2011 was another successful year of growth and consumer acceptance for the fast causal concept that opened 51 new units, including expansion into 12 new markets. The company ended the year with 143 locations nationwide, representing 55 percent new unit growth for the year.
The company also announced its first international expansion initiatives, with units expected to open in the Middle East, Canada, and Latin America in 2012, beginning the company’s strategic expansion to fast growing markets around the globe.
Smashburger is quickly gaining national recognition for its juicy handmade burgers, which are smashed fresh and served delicious, along with its localized recipes that celebrate regional taste profiles in each of the new markets it opens.
Smashburger’s unit growth was supported by a number of “best burger” awards around the country; positive same store sales growth of 3 percent; and the addition of 11 new franchise agreements that will bring its pipeline of committed franchise stores to more than 450 units, slated to open over the next several years.
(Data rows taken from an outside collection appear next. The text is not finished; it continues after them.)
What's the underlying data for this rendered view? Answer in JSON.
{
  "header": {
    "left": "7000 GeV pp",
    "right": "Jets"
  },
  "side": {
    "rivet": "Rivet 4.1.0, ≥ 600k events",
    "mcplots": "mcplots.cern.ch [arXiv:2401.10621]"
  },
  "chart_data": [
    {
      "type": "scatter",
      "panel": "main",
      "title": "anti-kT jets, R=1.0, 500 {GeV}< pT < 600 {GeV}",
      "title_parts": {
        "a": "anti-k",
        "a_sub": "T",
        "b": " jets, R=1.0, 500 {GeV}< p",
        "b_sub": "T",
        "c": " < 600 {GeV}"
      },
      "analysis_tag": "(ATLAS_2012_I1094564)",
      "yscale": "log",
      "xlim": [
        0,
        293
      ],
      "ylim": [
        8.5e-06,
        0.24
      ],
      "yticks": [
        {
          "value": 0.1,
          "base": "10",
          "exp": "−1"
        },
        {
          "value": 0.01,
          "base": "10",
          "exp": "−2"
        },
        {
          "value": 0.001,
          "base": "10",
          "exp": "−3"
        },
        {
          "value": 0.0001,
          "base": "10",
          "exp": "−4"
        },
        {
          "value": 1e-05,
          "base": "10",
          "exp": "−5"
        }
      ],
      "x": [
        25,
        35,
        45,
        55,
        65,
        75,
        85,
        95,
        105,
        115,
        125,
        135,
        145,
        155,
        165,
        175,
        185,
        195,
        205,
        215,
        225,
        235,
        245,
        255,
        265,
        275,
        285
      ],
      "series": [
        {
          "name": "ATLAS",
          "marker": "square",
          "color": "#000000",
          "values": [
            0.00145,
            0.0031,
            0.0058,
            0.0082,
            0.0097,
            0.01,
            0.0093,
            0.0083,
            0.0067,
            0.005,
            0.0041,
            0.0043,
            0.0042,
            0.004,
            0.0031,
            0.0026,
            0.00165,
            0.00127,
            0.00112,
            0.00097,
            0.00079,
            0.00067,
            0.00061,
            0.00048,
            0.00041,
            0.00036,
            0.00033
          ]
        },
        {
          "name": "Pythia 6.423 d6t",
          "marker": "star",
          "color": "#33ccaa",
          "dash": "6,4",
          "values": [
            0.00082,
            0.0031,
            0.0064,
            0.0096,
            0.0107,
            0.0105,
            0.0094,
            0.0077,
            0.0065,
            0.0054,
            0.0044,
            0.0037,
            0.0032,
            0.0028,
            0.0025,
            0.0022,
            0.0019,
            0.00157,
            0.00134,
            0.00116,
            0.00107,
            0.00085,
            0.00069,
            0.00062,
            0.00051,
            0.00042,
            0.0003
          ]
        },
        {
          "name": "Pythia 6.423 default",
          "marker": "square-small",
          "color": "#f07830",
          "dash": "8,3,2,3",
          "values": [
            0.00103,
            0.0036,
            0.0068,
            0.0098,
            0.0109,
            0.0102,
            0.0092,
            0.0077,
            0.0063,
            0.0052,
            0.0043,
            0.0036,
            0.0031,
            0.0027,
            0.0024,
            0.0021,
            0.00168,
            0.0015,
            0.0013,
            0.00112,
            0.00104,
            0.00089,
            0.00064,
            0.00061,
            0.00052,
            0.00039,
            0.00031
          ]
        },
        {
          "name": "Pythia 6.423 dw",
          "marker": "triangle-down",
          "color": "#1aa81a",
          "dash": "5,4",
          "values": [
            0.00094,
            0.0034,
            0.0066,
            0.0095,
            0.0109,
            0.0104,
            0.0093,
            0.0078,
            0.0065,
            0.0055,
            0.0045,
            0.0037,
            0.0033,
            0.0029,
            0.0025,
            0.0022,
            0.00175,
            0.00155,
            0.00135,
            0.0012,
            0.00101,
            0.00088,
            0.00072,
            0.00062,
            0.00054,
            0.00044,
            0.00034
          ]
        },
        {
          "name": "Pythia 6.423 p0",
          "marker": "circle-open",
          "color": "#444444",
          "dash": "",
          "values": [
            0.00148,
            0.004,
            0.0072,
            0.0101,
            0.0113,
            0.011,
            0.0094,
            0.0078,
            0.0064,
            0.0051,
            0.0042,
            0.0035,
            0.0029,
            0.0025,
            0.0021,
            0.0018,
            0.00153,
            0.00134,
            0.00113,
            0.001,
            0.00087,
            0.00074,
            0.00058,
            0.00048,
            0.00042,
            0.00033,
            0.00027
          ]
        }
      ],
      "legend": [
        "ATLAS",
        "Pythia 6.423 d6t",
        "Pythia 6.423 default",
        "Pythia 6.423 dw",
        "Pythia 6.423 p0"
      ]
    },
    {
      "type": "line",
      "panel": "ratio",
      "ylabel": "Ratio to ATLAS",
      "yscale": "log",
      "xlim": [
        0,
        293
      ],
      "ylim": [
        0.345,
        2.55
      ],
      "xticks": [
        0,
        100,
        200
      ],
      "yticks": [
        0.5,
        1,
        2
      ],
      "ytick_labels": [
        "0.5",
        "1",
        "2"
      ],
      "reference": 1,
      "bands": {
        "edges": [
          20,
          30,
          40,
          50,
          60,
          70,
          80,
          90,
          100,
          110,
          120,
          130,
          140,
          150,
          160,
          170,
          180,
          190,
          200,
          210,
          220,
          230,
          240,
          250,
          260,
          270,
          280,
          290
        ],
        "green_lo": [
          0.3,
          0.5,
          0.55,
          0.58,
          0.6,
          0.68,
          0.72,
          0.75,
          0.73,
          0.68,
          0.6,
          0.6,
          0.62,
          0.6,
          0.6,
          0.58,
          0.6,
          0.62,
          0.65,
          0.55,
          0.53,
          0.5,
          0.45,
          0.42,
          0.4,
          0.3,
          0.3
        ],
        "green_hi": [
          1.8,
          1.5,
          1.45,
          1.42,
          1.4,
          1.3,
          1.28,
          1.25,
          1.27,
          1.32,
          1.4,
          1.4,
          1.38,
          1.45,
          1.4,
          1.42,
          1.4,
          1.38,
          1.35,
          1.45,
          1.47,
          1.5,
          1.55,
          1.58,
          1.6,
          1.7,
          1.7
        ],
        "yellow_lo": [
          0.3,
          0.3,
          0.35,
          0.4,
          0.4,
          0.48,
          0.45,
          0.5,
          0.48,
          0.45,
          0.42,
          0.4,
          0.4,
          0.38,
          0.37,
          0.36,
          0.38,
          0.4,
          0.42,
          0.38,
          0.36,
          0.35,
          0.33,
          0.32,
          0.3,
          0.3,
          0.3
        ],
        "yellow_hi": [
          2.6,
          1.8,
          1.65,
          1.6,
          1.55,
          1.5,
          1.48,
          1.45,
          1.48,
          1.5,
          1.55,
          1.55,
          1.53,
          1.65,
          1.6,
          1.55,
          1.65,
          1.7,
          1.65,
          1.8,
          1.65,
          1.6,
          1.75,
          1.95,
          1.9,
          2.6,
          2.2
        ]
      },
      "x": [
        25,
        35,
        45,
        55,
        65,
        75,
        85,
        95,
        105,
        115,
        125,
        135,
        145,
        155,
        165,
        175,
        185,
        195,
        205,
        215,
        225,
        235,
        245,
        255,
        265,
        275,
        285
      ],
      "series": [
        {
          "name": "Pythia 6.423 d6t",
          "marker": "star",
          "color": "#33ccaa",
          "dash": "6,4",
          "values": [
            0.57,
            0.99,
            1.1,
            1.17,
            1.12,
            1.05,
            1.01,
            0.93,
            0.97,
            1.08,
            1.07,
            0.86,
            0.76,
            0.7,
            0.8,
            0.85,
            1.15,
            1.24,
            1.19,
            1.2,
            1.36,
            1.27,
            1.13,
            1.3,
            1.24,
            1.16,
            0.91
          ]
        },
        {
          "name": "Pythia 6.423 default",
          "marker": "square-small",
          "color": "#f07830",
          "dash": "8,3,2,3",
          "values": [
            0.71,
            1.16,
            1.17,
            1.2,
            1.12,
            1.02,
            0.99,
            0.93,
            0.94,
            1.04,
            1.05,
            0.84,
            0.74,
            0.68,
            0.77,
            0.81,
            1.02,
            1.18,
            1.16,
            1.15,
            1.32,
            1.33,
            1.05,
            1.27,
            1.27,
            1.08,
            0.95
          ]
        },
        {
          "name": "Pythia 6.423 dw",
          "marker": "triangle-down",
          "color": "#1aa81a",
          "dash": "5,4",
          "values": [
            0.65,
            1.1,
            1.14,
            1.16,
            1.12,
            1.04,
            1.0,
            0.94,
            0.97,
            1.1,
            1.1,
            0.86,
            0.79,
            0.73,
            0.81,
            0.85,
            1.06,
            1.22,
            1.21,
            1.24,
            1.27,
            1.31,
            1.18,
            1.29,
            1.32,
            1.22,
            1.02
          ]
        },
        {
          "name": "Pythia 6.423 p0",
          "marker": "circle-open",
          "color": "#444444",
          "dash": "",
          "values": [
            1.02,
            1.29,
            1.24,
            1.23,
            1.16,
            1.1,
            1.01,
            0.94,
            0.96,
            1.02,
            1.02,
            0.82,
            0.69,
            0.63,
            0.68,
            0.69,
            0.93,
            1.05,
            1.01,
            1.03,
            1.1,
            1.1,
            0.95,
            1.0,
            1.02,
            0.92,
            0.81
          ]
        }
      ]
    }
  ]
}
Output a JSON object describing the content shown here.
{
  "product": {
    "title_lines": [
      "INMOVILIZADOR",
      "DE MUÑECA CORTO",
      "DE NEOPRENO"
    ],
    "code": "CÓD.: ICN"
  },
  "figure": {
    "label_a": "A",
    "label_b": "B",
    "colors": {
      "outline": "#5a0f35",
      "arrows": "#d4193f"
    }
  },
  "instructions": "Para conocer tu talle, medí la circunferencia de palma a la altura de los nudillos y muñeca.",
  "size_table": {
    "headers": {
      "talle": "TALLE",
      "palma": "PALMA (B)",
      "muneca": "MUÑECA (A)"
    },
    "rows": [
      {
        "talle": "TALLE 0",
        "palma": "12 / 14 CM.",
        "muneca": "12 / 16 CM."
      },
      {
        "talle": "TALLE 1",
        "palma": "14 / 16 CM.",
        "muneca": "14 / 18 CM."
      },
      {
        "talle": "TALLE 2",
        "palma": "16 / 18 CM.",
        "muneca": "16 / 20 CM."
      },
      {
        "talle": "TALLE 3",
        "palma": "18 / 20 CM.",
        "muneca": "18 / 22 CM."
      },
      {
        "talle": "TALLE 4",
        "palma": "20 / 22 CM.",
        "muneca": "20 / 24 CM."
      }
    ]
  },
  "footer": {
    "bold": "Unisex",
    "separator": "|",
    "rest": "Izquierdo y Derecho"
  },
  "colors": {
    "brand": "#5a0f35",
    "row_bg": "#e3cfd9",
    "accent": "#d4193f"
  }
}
“We are very pleased with our growth over the past year, particularly during a challenging consumer environment, and believe our ability to grow during this time and in an increasingly competitive market is a testament to the quality of our food, the strength of our brand, and the loyalty of our guests,” says Dave Prokupek, chairman and CEO of Smashburger.
“We see continued growth opportunity in the better burger marketplace as consumers continue to seek great tasting food that is available fast and at a competitive price point.”
In 2011, Smashburger was also recognized with a number of prominent industry awards, including being named “America’s Most Promising Company” by Forbes magazine, ranking No. 99 on the annual Inc. 500 list of the nation’s fastest-growing private companies, and receiving the 2011 International Council of Shopping Centers’ “Hot Retailer Award.”
“In 2012, our growth plan is to add 50 to 70 new restaurants in new and existing markets, including 15 to 20 new corporate stores, and capitalizing on the momentum we have gained over the past four years,” Prokupek says.
“We are actively seeking qualified franchise partners to help us grow our existing corporate presence in Chicago, Houston, Dallas, Los Angeles, and Minneapolis, as well as enter new U.S. markets like San Francisco, Boston, Washington, D.C., and additional international territories, including operations in Western Europe, South America and Asia.”